For the fans that don't know, you've caught the last Mets home run ball at Shea Stadium, Mike Trout's 1st home run ball, and one of Barry Bonds' home run balls before he broke Hank Aaron's all-time home run record. Which by the way, is mind-boggling. Are there any other milestone balls or balls of interest that you've snagged recently?

"Thanks. One of my favorite balls that I caught was Derek Jeter's 3,262nd career hit, which happened to be a game-tying home run in the bottom of the 9th inning at Yankee Stadium. This isn't too recent, but I also snagged the final-out ball of Mariano Rivera's 313th career save. That was back in the days when closers would routinely toss game-ending balls into the crowd. I still cherish that ball and vividly remember that moment."

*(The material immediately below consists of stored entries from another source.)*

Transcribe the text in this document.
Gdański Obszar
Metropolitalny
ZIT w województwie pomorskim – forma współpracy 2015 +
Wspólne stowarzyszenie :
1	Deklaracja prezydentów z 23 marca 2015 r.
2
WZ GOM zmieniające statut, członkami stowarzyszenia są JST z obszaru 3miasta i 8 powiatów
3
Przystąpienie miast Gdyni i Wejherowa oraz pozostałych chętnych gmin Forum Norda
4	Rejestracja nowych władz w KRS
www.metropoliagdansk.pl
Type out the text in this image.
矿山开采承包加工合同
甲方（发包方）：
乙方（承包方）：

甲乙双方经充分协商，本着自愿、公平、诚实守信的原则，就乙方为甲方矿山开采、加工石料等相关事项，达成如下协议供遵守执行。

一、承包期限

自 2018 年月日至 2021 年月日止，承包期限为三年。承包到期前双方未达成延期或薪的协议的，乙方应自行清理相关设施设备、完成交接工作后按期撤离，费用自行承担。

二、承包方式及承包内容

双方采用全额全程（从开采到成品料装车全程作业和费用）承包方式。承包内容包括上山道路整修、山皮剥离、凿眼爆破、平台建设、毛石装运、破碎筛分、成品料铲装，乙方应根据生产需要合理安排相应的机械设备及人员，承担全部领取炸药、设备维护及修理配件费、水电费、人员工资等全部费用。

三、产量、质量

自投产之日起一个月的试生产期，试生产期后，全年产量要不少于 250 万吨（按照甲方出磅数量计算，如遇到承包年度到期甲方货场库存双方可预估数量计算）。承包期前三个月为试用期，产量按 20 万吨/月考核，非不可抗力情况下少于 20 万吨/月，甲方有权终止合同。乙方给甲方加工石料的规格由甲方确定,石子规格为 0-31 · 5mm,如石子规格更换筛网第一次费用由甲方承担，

Are there or have there been security guards or ushers that recognize you and intentionally try to keep you from snagging balls at the stadium or are most pretty cool?

"There have been more than I can count, and let's just say it hasn't always been positive. I've certainly gotten some favors from friendly ushers, but it seems that the majority of them could use a lesson on how to be civil."




Many thanks to Zack for taking the time to answer a few of our questions. Be on the lookout for Zack at your local Major League stadium this summer!